Yurtdışı yatırımlarına Turquality desteklerinden çok önce başlayan Sarar, desteklerle birlikte son 10 yılda önemli atılımlar yaptı. Amerika’dan Avrupa’ya, Ortadoğu’dan Uzakdoğu’ya kadar 5 kıtaya ihracat yapan Sarar, Turquality desteklerinin devam etmemesi durumunda yurtdışında mağazalaşmaktan vazgeçmek zorunda kalacağını açıkladı.

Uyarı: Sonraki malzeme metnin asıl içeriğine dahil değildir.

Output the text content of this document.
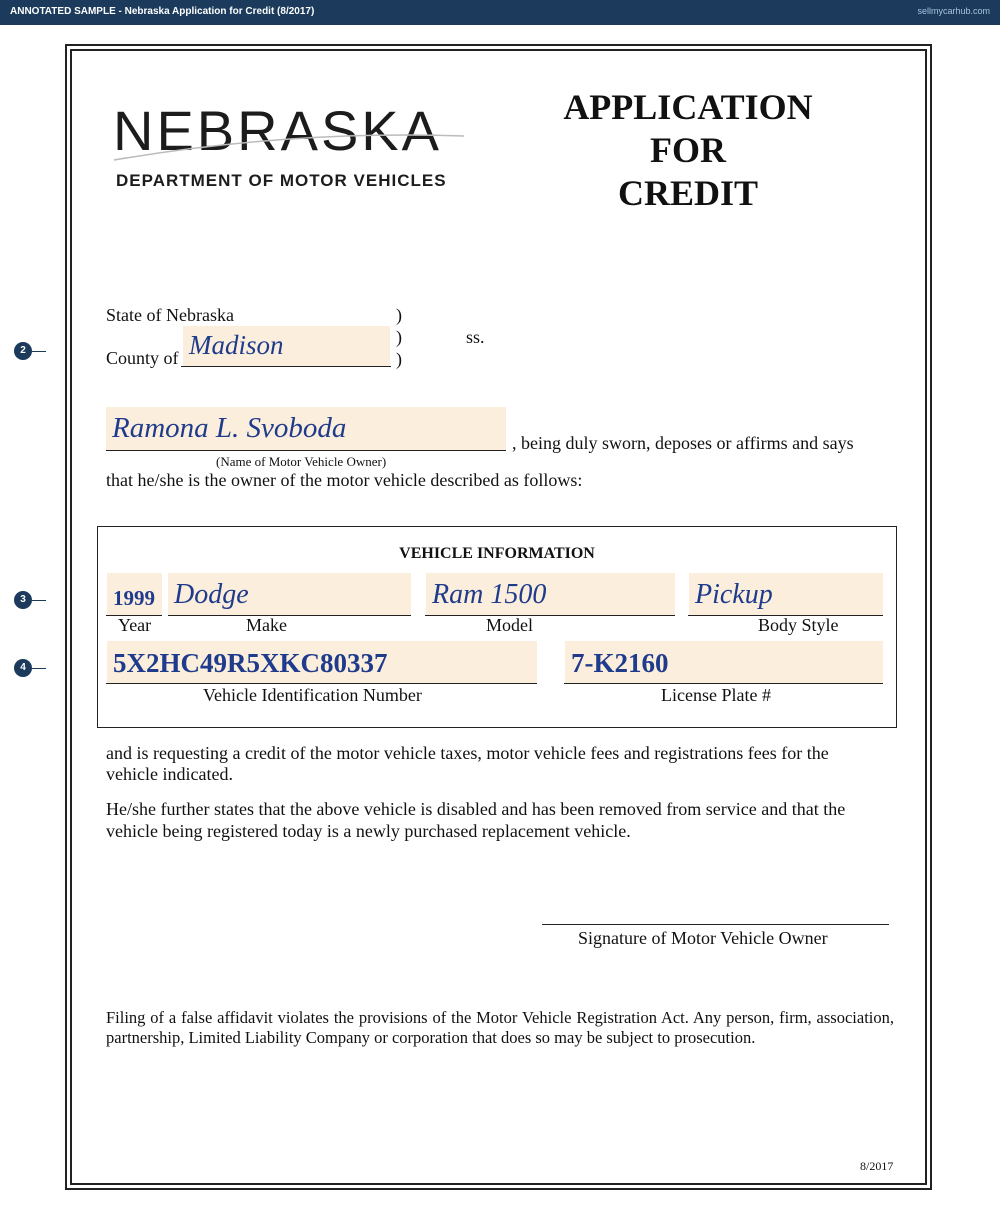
ANNOTATED SAMPLE - Nebraska Application for Credit (8/2017)	sellmycarhub.com
NEBRASKA
DEPARTMENT OF MOTOR VEHICLES
APPLICATION
FOR
CREDIT
State of Nebraska	)
)
)
ss.
County of Madison
Ramona L. Svoboda	, being duly sworn, deposes or affirms and says
(Name of Motor Vehicle Owner)
that he/she is the owner of the motor vehicle described as follows:
VEHICLE INFORMATION
1999 Dodge	Ram 1500	Pickup
Year	Make	Model	Body Style
5X2HC49R5XKC80337	7-K2160
Vehicle Identification Number	License Plate #
and is requesting a credit of the motor vehicle taxes, motor vehicle fees and registrations fees for the
vehicle indicated.
He/she further states that the above vehicle is disabled and has been removed from service and that the
vehicle being registered today is a newly purchased replacement vehicle.
Signature of Motor Vehicle Owner
Filing of a false affidavit violates the provisions of the Motor Vehicle Registration Act. Any person, firm, association, partnership, Limited Liability Company or corporation that does so may be subject to prosecution.
8/2017
2
3
4
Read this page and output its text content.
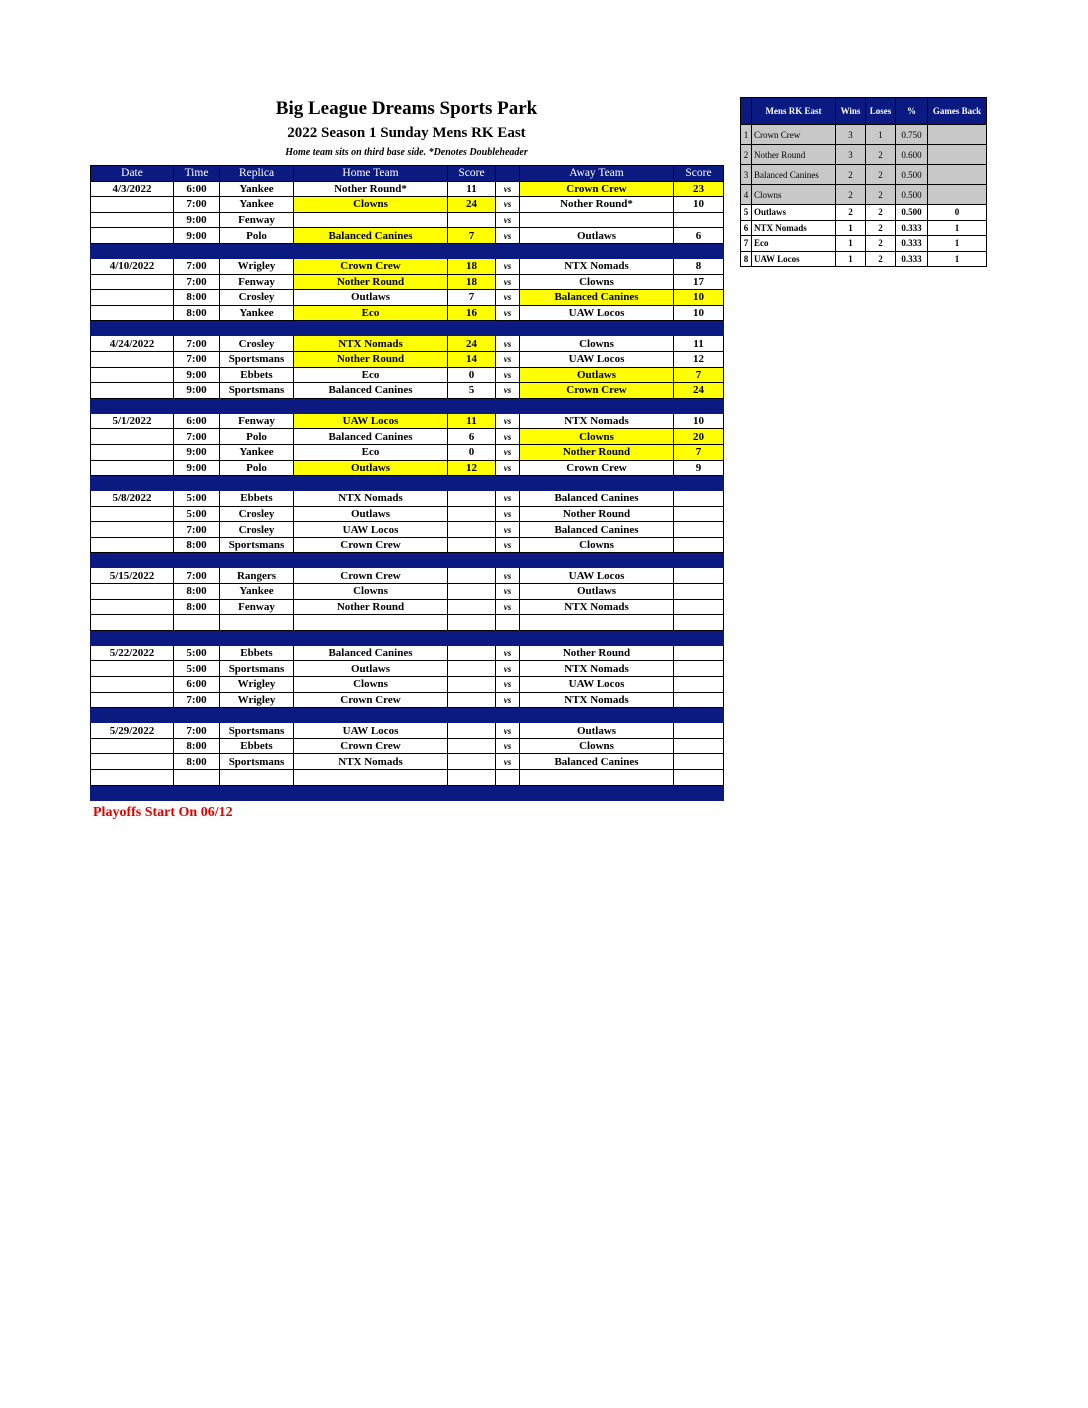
Big League Dreams Sports Park
2022 Season 1 Sunday Mens RK East
Home team sits on third base side. *Denotes Doubleheader
Date	Time	Replica	Home Team	Score		Away Team	Score
4/3/2022	6:00	Yankee	Nother Round*	11	vs	Crown Crew	23
	7:00	Yankee	Clowns	24	vs	Nother Round*	10
	9:00	Fenway			vs		
	9:00	Polo	Balanced Canines	7	vs	Outlaws	6

4/10/2022	7:00	Wrigley	Crown Crew	18	vs	NTX Nomads	8
	7:00	Fenway	Nother Round	18	vs	Clowns	17
	8:00	Crosley	Outlaws	7	vs	Balanced Canines	10
	8:00	Yankee	Eco	16	vs	UAW Locos	10

4/24/2022	7:00	Crosley	NTX Nomads	24	vs	Clowns	11
	7:00	Sportsmans	Nother Round	14	vs	UAW Locos	12
	9:00	Ebbets	Eco	0	vs	Outlaws	7
	9:00	Sportsmans	Balanced Canines	5	vs	Crown Crew	24

5/1/2022	6:00	Fenway	UAW Locos	11	vs	NTX Nomads	10
	7:00	Polo	Balanced Canines	6	vs	Clowns	20
	9:00	Yankee	Eco	0	vs	Nother Round	7
	9:00	Polo	Outlaws	12	vs	Crown Crew	9

5/8/2022	5:00	Ebbets	NTX Nomads		vs	Balanced Canines	
	5:00	Crosley	Outlaws		vs	Nother Round	
	7:00	Crosley	UAW Locos		vs	Balanced Canines	
	8:00	Sportsmans	Crown Crew		vs	Clowns	

5/15/2022	7:00	Rangers	Crown Crew		vs	UAW Locos	
	8:00	Yankee	Clowns		vs	Outlaws	
	8:00	Fenway	Nother Round		vs	NTX Nomads	

5/22/2022	5:00	Ebbets	Balanced Canines		vs	Nother Round	
	5:00	Sportsmans	Outlaws		vs	NTX Nomads	
	6:00	Wrigley	Clowns		vs	UAW Locos	
	7:00	Wrigley	Crown Crew		vs	NTX Nomads	

5/29/2022	7:00	Sportsmans	UAW Locos		vs	Outlaws	
	8:00	Ebbets	Crown Crew		vs	Clowns	
	8:00	Sportsmans	NTX Nomads		vs	Balanced Canines	

Playoffs Start On 06/12
	Mens RK East	Wins	Loses	%	Games Back
1	Crown Crew	3	1	0.750	
2	Nother Round	3	2	0.600	
3	Balanced Canines	2	2	0.500	
4	Clowns	2	2	0.500	
5	Outlaws	2	2	0.500	0
6	NTX Nomads	1	2	0.333	1
7	Eco	1	2	0.333	1
8	UAW Locos	1	2	0.333	1
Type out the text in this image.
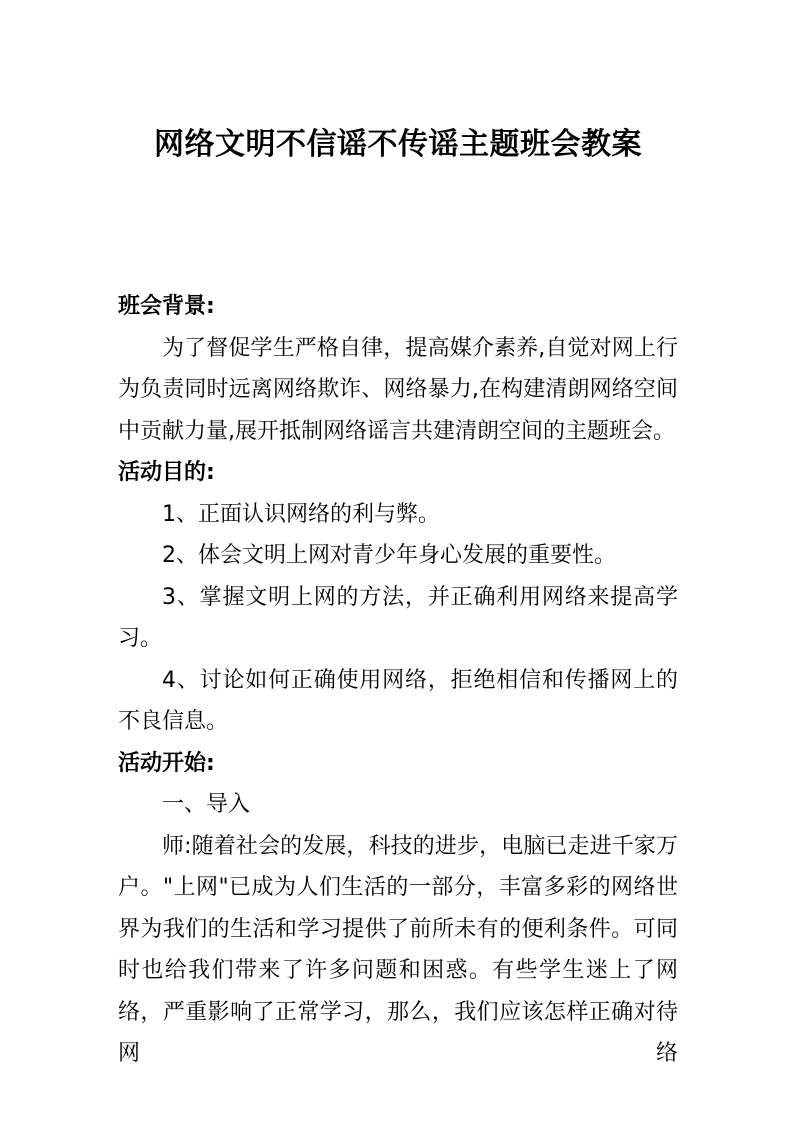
网络文明不信谣不传谣主题班会教案
班会背景:

为了督促学生严格自律，提高媒介素养,自觉对网上行为负责同时远离网络欺诈、网络暴力,在构建清朗网络空间中贡献力量,展开抵制网络谣言共建清朗空间的主题班会。

活动目的:

1、正面认识网络的利与弊。

2、体会文明上网对青少年身心发展的重要性。

3、掌握文明上网的方法，并正确利用网络来提高学习。

4、讨论如何正确使用网络，拒绝相信和传播网上的不良信息。

活动开始:
一、导入

师:随着社会的发展，科技的进步，电脑已走进千家万户。"上网"已成为人们生活的一部分，丰富多彩的网络世界为我们的生活和学习提供了前所未有的便利条件。可同时也给我们带来了许多问题和困惑。有些学生迷上了网络，严重影响了正常学习，那么，我们应该怎样正确对待网络
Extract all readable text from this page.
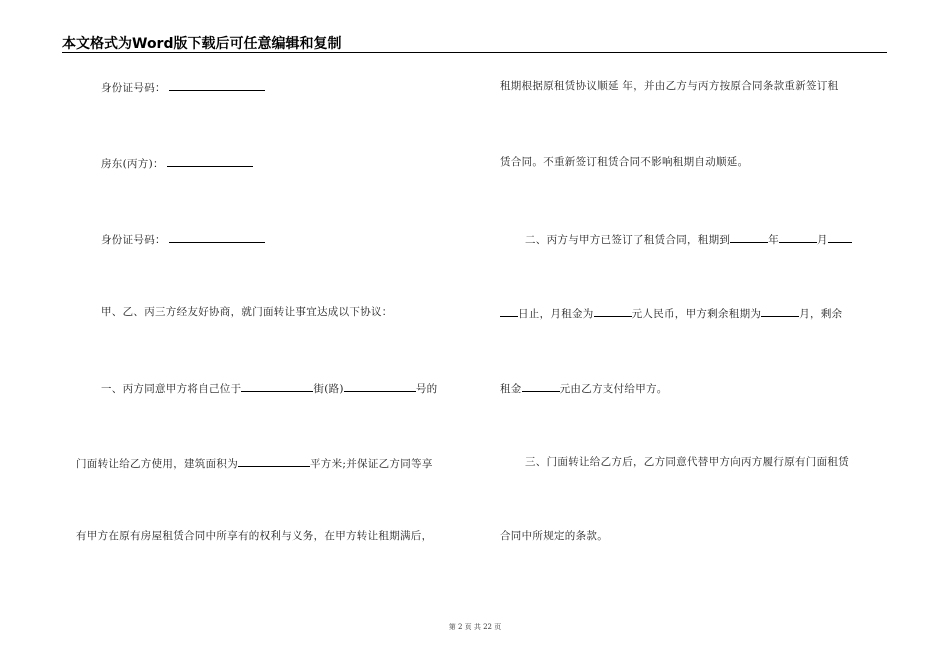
本文格式为Word版下载后可任意编辑和复制
身份证号码：
房东(丙方)：
身份证号码：
甲、乙、丙三方经友好协商，就门面转让事宜达成以下协议：
一、丙方同意甲方将自己位于	街(路)	号的
门面转让给乙方使用，建筑面积为	平方米;并保证乙方同等享
有甲方在原有房屋租赁合同中所享有的权利与义务，在甲方转让租期满后，
租期根据原租赁协议顺延 年，并由乙方与丙方按原合同条款重新签订租
赁合同。不重新签订租赁合同不影响租期自动顺延。
二、丙方与甲方已签订了租赁合同，租期到	年	月
日止，月租金为	元人民币，甲方剩余租期为	月，剩余
租金	元由乙方支付给甲方。
三、门面转让给乙方后，乙方同意代替甲方向丙方履行原有门面租赁
合同中所规定的条款。
第 2 页 共 22 页
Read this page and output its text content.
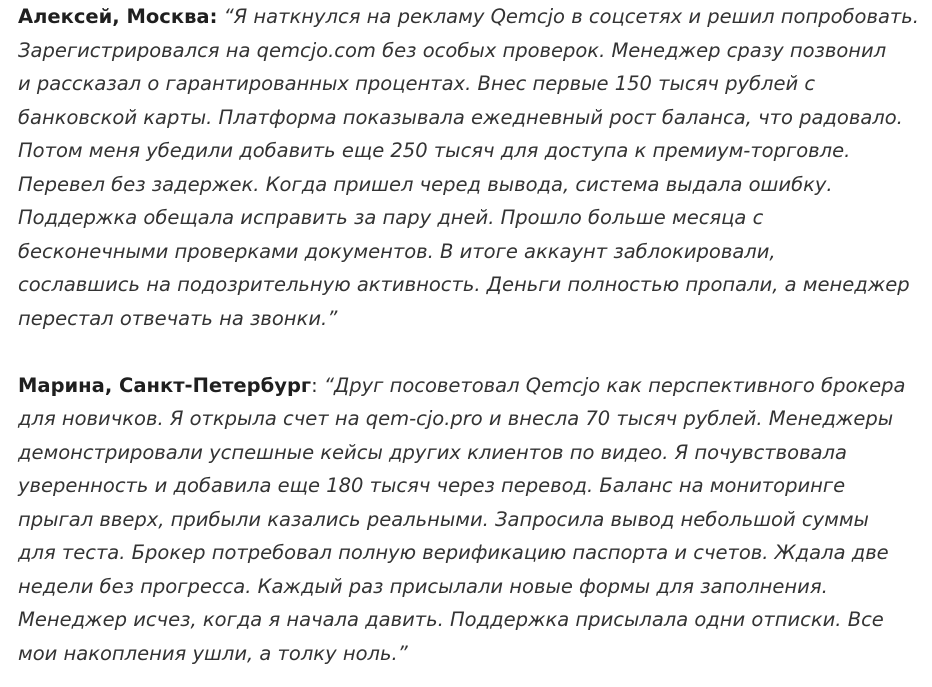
Алексей, Москва: “Я наткнулся на рекламу Qemcjo в соцсетях и решил попробовать.
Зарегистрировался на qemcjo.com без особых проверок. Менеджер сразу позвонил
и рассказал о гарантированных процентах. Внес первые 150 тысяч рублей с
банковской карты. Платформа показывала ежедневный рост баланса, что радовало.
Потом меня убедили добавить еще 250 тысяч для доступа к премиум-торговле.
Перевел без задержек. Когда пришел черед вывода, система выдала ошибку.
Поддержка обещала исправить за пару дней. Прошло больше месяца с
бесконечными проверками документов. В итоге аккаунт заблокировали,
сославшись на подозрительную активность. Деньги полностью пропали, а менеджер
перестал отвечать на звонки.”

Марина, Санкт-Петербург: “Друг посоветовал Qemcjo как перспективного брокера
для новичков. Я открыла счет на qem-cjo.pro и внесла 70 тысяч рублей. Менеджеры
демонстрировали успешные кейсы других клиентов по видео. Я почувствовала
уверенность и добавила еще 180 тысяч через перевод. Баланс на мониторинге
прыгал вверх, прибыли казались реальными. Запросила вывод небольшой суммы
для теста. Брокер потребовал полную верификацию паспорта и счетов. Ждала две
недели без прогресса. Каждый раз присылали новые формы для заполнения.
Менеджер исчез, когда я начала давить. Поддержка присылала одни отписки. Все
мои накопления ушли, а толку ноль.”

2006 yılından itibaren Turquality desteği aldıklarını söyleyen Sarar Giyim Tekstil Sanayi AŞ Yönetim Kurulu Başkanı Cemalettin Sarar, ilk 5 yılın ardından desteğin 5 yıl daha uzatıldığını belirterek, “2016 yılı itibariyle destek alma süremiz bitti. Ancak bizim halihazırda devam eden yatırımlarımız var. Desteğin 5 yıl süreyle daha uzatılmasını talep ediyoruz, bizim desteksiz bu kadar yatırımın altından kalkabilmemiz mümkün değil. Destek devam etmezse yatırımları yapmayacağız. Şimdilik tüm yatırımlarımızı durdurduk” dedi.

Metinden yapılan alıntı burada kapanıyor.